MoneySavingExpert.com and its founder Martin Lewis launched a sustained campaign to get the firm to wipe bills, or at least reduce them to manageable amounts or offer an easy repayment plan to ensure no one was put into fuel poverty.
It finally had a "rethink" of the situation after discussions with Martin about finding an acceptable solution. It told us it would wipe bills for those customers who hadn't received a back bill. But contentiously it also said that for those who had received a back bill but hadn't paid yet, they'd still have to cough up the money. Npower also said it wasn't going to automatically refund those who had received a back bill and already paid it, but if paying the bill had caused problems, it would look at issues on a case-by-case basis.

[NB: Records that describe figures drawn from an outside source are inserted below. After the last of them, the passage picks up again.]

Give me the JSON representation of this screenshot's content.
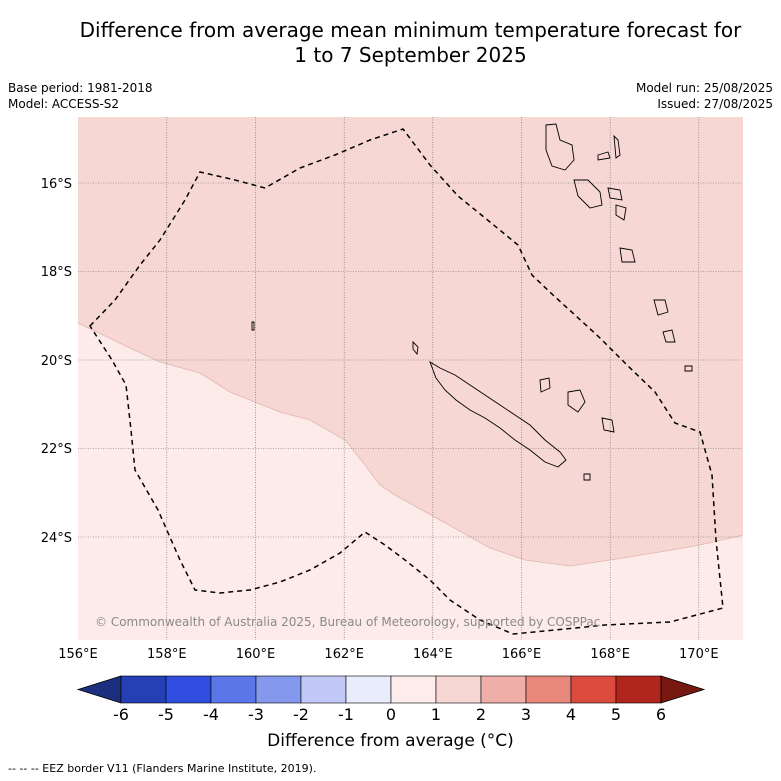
{
  "title": {
    "line1": "Difference from average mean minimum temperature forecast for",
    "line2": "1 to 7 September 2025"
  },
  "meta": {
    "base_period": "Base period: 1981-2018",
    "model": "Model: ACCESS-S2",
    "model_run": "Model run: 25/08/2025",
    "issued": "Issued: 27/08/2025"
  },
  "map": {
    "lon_labels": [
      "156°E",
      "158°E",
      "160°E",
      "162°E",
      "164°E",
      "166°E",
      "168°E",
      "170°E"
    ],
    "lat_labels": [
      "16°S",
      "18°S",
      "20°S",
      "22°S",
      "24°S"
    ],
    "copyright": "© Commonwealth of Australia 2025, Bureau of Meteorology, supported by COSPPac",
    "fill_colors": {
      "zero_to_one": "#fcebe9",
      "one_to_two": "#f6d7d4"
    }
  },
  "colorbar": {
    "ticks": [
      "-6",
      "-5",
      "-4",
      "-3",
      "-2",
      "-1",
      "0",
      "1",
      "2",
      "3",
      "4",
      "5",
      "6"
    ],
    "colors": [
      "#1c2f7e",
      "#2540b5",
      "#2f4ee0",
      "#5a76e8",
      "#8498ee",
      "#c1c8f5",
      "#e8ecfb",
      "#fdeceb",
      "#f6d7d4",
      "#f0aea8",
      "#e8877c",
      "#dc4a3d",
      "#b0261c",
      "#761810"
    ],
    "label": "Difference from average (°C)"
  },
  "footer": "--  --  -- EEZ border V11 (Flanders Marine Institute, 2019)."
}
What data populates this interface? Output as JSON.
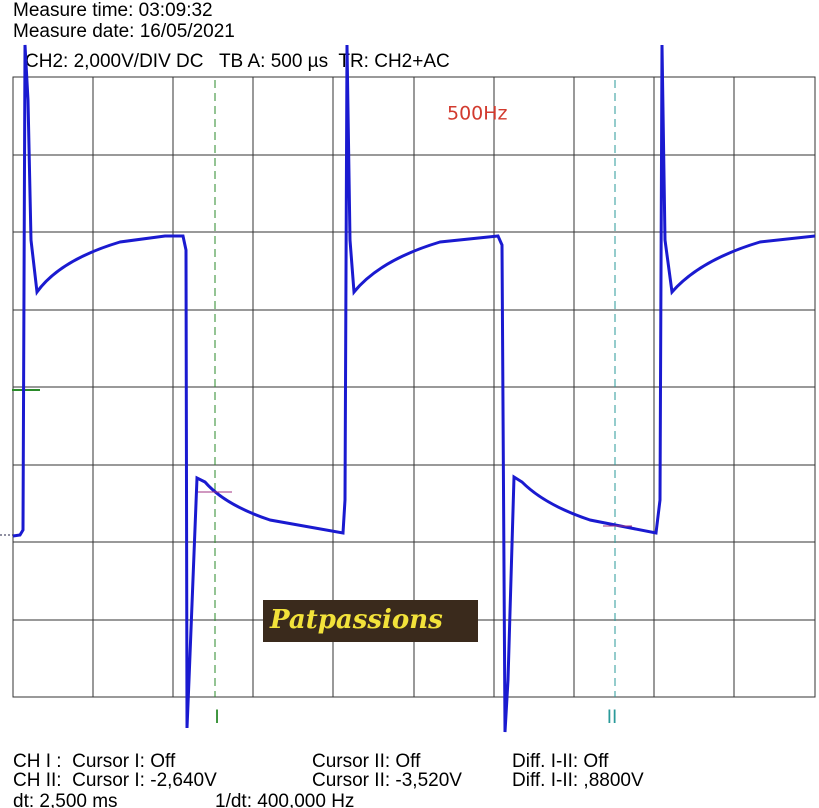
{
  "header": {
    "time": "Measure time: 03:09:32",
    "date": "Measure date: 16/05/2021",
    "settings": "CH2: 2,000V/DIV DC   TB A: 500 µs  TR: CH2+AC"
  },
  "annotation": "500Hz",
  "cursors": [
    "I",
    "II"
  ],
  "logo": "Patpassions",
  "readouts": [
    [
      "CH I :  Cursor I: Off",
      "Cursor II: Off",
      "Diff. I-II: Off"
    ],
    [
      "CH II:  Cursor I: -2,640V",
      "Cursor II: -3,520V",
      "Diff. I-II: ,8800V"
    ],
    [
      "dt: 2,500 ms",
      "1/dt: 400,000 Hz"
    ]
  ]
}
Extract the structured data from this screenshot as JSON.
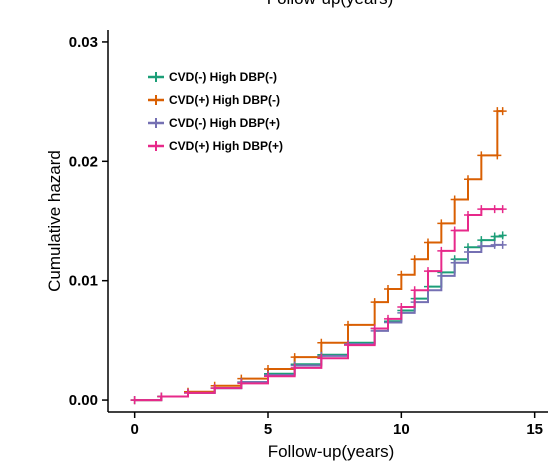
{
  "chart_data": {
    "type": "line",
    "step": true,
    "title_clipped": "Follow-up(years)",
    "xlabel": "Follow-up(years)",
    "ylabel": "Cumulative hazard",
    "xlim": [
      -1,
      15.5
    ],
    "ylim": [
      -0.001,
      0.031
    ],
    "xticks": [
      0,
      5,
      10,
      15
    ],
    "xtick_labels": [
      "0",
      "5",
      "10",
      "15"
    ],
    "yticks": [
      0.0,
      0.01,
      0.02,
      0.03
    ],
    "ytick_labels": [
      "0.00",
      "0.01",
      "0.02",
      "0.03"
    ],
    "grid": false,
    "legend_position": "top-left",
    "censor_marker": "+",
    "series": [
      {
        "name": "CVD(-) High DBP(-)",
        "color": "#1b9e77",
        "x": [
          0,
          1,
          2,
          3,
          4,
          5,
          6,
          7,
          8,
          9,
          9.5,
          10,
          10.5,
          11,
          11.5,
          12,
          12.5,
          13,
          13.5,
          13.8
        ],
        "y": [
          0,
          0.0003,
          0.0006,
          0.001,
          0.0015,
          0.0022,
          0.003,
          0.0038,
          0.0048,
          0.006,
          0.0066,
          0.0075,
          0.0085,
          0.0095,
          0.0107,
          0.0118,
          0.0128,
          0.0134,
          0.0137,
          0.0138
        ]
      },
      {
        "name": "CVD(+) High DBP(-)",
        "color": "#d95f02",
        "x": [
          0,
          1,
          2,
          3,
          4,
          5,
          6,
          7,
          8,
          9,
          9.5,
          10,
          10.5,
          11,
          11.5,
          12,
          12.5,
          13,
          13.6,
          13.6,
          13.8
        ],
        "y": [
          0,
          0.0003,
          0.0007,
          0.0012,
          0.0018,
          0.0026,
          0.0036,
          0.0048,
          0.0063,
          0.0082,
          0.0093,
          0.0105,
          0.0118,
          0.0132,
          0.0148,
          0.0168,
          0.0185,
          0.0205,
          0.0205,
          0.0242,
          0.0242
        ]
      },
      {
        "name": "CVD(-) High DBP(+)",
        "color": "#7570b3",
        "x": [
          0,
          1,
          2,
          3,
          4,
          5,
          6,
          7,
          8,
          9,
          9.5,
          10,
          10.5,
          11,
          11.5,
          12,
          12.5,
          13,
          13.5,
          13.8
        ],
        "y": [
          0,
          0.0003,
          0.0006,
          0.001,
          0.0015,
          0.0021,
          0.0029,
          0.0037,
          0.0047,
          0.0058,
          0.0065,
          0.0073,
          0.0082,
          0.0092,
          0.0104,
          0.0115,
          0.0124,
          0.0129,
          0.013,
          0.013
        ]
      },
      {
        "name": "CVD(+) High DBP(+)",
        "color": "#e7298a",
        "x": [
          0,
          1,
          2,
          3,
          4,
          5,
          6,
          7,
          8,
          9,
          9.5,
          10,
          10.5,
          11,
          11.5,
          12,
          12.5,
          13,
          13.5,
          13.8
        ],
        "y": [
          0,
          0.0003,
          0.0006,
          0.001,
          0.0014,
          0.002,
          0.0027,
          0.0035,
          0.0046,
          0.006,
          0.0068,
          0.0078,
          0.0092,
          0.0108,
          0.0125,
          0.0142,
          0.0155,
          0.016,
          0.016,
          0.016
        ]
      }
    ]
  }
}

I'm affected, what happens next?
Npower says it will proactively contact all those customers affected to tell them of the redress package. It aims to do this and pay out the money by March 2016. For customers who are still with Npower, pre-pay customers will receive a top-up voucher, or if Npower has your card details, your bank account will be credited. Customers can also request a cheque or ask for another method of payment.
The company says customers who've since left it and moved address, and who think they may be affected, should contact it after March 2016.
'Chaotic' complaints handling
Dermot Nolan, Ofgem chief executive, says: "Npower failed its customers. Not only have its billing and complaint-handling procedures been chaotic, it treated many of its customers poorly, which is completely unacceptable.
"Npower's management failed to act quickly enough to protect its customers when things went wrong with changes to its IT system. It's important that all suppliers ensure they follow the principles of treating customers fairly at all times. The payment of £26 million sends a strong message to the industry that we expect them to act quickly and effectively to ensure a good customer experience."
Npower 'very sorry'
Npower's been told to meet specific performance targets by June 2016. If it fails to meet these, it will have to stop all domestic sales activity and advertising until they're met. It must:
- Reduce the number of late invoices over six months old from 46,000 to 15,000.
- Reduce complaints over 56 days old to 4,500.
- Reduce the number of new Ombudsman cases to 600 a month.
- Identify and repay all potential customers who may have been back-billed incorrectly at any point since July 2010.
Simon Stacey, Npower's managing director of domestic markets, says: "The last few years, since we changed the systems that support our domestic business, have been very disappointing for our customers – and for Npower.
"We are very sorry about what has happened and that is why we have agreed this significant package of customer redress. We've reduced complaints by nearly 70% since the beginning of this year and as part of this package of measures with Ofgem we have agreed targets for significant sustainable customer service improvement that everyone at Npower is working tirelessly to achieve."